Equal Rights victories since 1919

by M. Diane Bairstow

Every month we are following the ratification of the 19th Amendment and considering women’s issues then and now. The suffragettes were half way to victory when California and Maine signed on in November, bringing the total to 19 states. Seventeen states were still needed.

Since the passage of the 19th Amendment, women have won many significant victories in their fight for equality. Yet, with the failure of the Equal Rights Amendment (ERA) in the ‘70s, women still don’t have equal protection under the constitution. The ERA amendment would have changed the language of the constitution to read “Equality of rights under the law shall not be denied or abridged by the United States or by any State on account of sex.”

There is still energy behind reviving this amendment. In January of this year, supporters hoped the Virginia legislature would be the 38th state (the number needed now) to ratify it, but it died in committee with all the “no” votes cast by men.

Nevertheless, below are 10 victories women have achieved throughout the last century.

1. 1922: The right to marry anyone (almost) and keep her citizenship

The 1907 “Expatriation Act” stated that if an American woman married a foreigner, she would lose her citizenship and take on the citizenship of her husband. In some other countries, a woman did not automatically become a citizen by marriage, creating the possibility that a woman would have no country at all. In 1922, the Cable Act repealed some parts of the Expatriation Act. However, she would still lose her citizenship if she married a man “ineligible for citizenship,” namely an Asian. The Cable Act was subsequently amended in 1930, 1931 and 1934.

2. 1968: Employers could no longer distinguish between “male” and female” jobs

The Equal Employment Opportunities Commission (EEOC) revised sex discrimination guidelines, stopping the practice of publishing “help wanted” ads that used “male” and “female” column headings.

3. 1970: Equal pay for equal work

A U.S. Court of Appeals ruled in Schultz v. Wheaton Glass Co. that an employer must pay women for jobs that were “substantially equal” even if they are not “identical” to jobs done by men, thus preventing employers from changing the “title” of a job in order to pay a woman less.
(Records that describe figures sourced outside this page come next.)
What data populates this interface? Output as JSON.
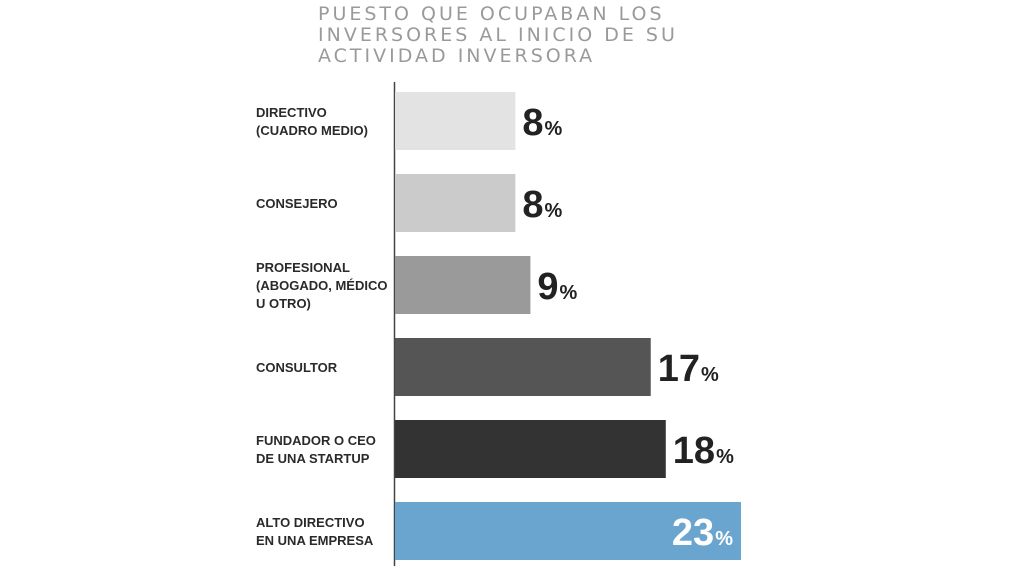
{
  "chart_data": {
    "type": "bar",
    "orientation": "horizontal",
    "title": "PUESTO QUE OCUPABAN LOS INVERSORES AL INICIO DE SU ACTIVIDAD INVERSORA",
    "title_lines": [
      "PUESTO QUE OCUPABAN LOS",
      "INVERSORES AL INICIO DE SU",
      "ACTIVIDAD INVERSORA"
    ],
    "unit": "%",
    "categories": [
      [
        "DIRECTIVO",
        "(CUADRO MEDIO)"
      ],
      [
        "CONSEJERO"
      ],
      [
        "PROFESIONAL",
        "(ABOGADO, MÉDICO",
        "U OTRO)"
      ],
      [
        "CONSULTOR"
      ],
      [
        "FUNDADOR O CEO",
        "DE UNA STARTUP"
      ],
      [
        "ALTO DIRECTIVO",
        "EN UNA EMPRESA"
      ]
    ],
    "values": [
      8,
      8,
      9,
      17,
      18,
      23
    ],
    "bar_colors": [
      "#e3e3e3",
      "#cbcbcb",
      "#9a9a9a",
      "#555555",
      "#333333",
      "#6aa5d0"
    ],
    "value_label_colors": [
      "#222222",
      "#222222",
      "#222222",
      "#222222",
      "#222222",
      "#ffffff"
    ],
    "value_label_inside": [
      false,
      false,
      false,
      false,
      false,
      true
    ],
    "xlim": [
      0,
      23
    ],
    "grid": false,
    "legend": "none"
  }
}
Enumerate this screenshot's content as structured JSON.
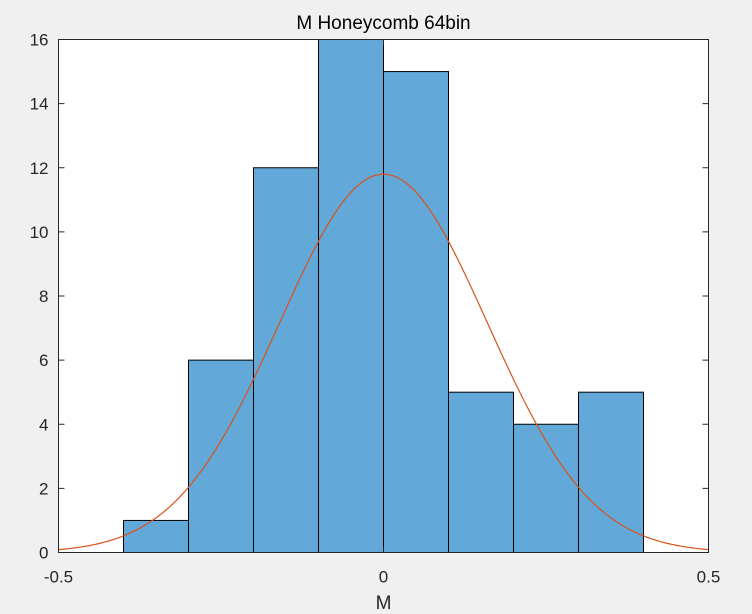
{
  "chart_data": {
    "type": "bar",
    "title": "M Honeycomb 64bin",
    "xlabel": "M",
    "ylabel": "",
    "xlim": [
      -0.5,
      0.5
    ],
    "ylim": [
      0,
      16
    ],
    "xticks": [
      -0.5,
      0,
      0.5
    ],
    "xtick_labels": [
      "-0.5",
      "0",
      "0.5"
    ],
    "yticks": [
      0,
      2,
      4,
      6,
      8,
      10,
      12,
      14,
      16
    ],
    "ytick_labels": [
      "0",
      "2",
      "4",
      "6",
      "8",
      "10",
      "12",
      "14",
      "16"
    ],
    "bin_edges": [
      -0.4,
      -0.3,
      -0.2,
      -0.1,
      0.0,
      0.1,
      0.2,
      0.3,
      0.4
    ],
    "counts": [
      1,
      6,
      12,
      16,
      15,
      5,
      4,
      5
    ],
    "fit_curve": {
      "type": "normal",
      "mean": 0.0,
      "sigma": 0.16,
      "peak": 11.8
    },
    "grid": false,
    "colors": {
      "bar_fill": "#62a8d8",
      "bar_edge": "#000000",
      "curve": "#d95319",
      "axes_bg": "#ffffff",
      "figure_bg": "#f0f0f0"
    }
  }
}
4. 1973: Abortions became legal

The Supreme Court decision, Roe v. Wade allowed women to safely and legally obtain abortions, a right that is under siege in 2019.

5. 1974: A women gained the right to have her own credit card

The Equal Credit Opportunity Act allowed women to obtain a credit card in her own name without needing to get her husband’s signature.

6. 1978: The right to become pregnant and maintain a job

The Pregnancy Discrimination Act made it illegal for employers to fire a woman if she became pregnant. It also made it illegal for an employer to deny a woman a job, or a promotion, on the grounds that she was, or could become, pregnant.

7. 1985: A woman could obtain a divorce on “Irreconcilable Differences”

In 1969, California was the first state to allow “no fault” divorces. By 1985 all states, except New York, allowed women to file for divorce without forcing them to prove that their husbands had mistreated, abandoned, abused or been unfaithful to them.

8. 1986: Women could seek damages for sexual harassment in the workplace

The Supreme Court decision in Meritor Savings Bank v. Vinson determined that repeated sexual advances or references in the workplace created a hostile work environment and that an employer was absolutely liable for sexual harassment by supervisory personnel, whether or not the employer knew or should have known about it.

9. 1993: Marital rape became illegal in all 50 states

In 1976, Nebraska became the first state to criminalize marital rape. It wasn’t until 1993 that all states had eliminated the “spousal exemption” for rape. Today, it is still not punishable to the same degree as extra-marital rape in 26 states.

10. 2013: Women were allowed to fight on the front lines

Defense Secretary Leon Panetta lifted the ban on women serving in combat roles. The change was to be gradual, but by 2016 each branch of the military was required to allow women the right to serve in combat.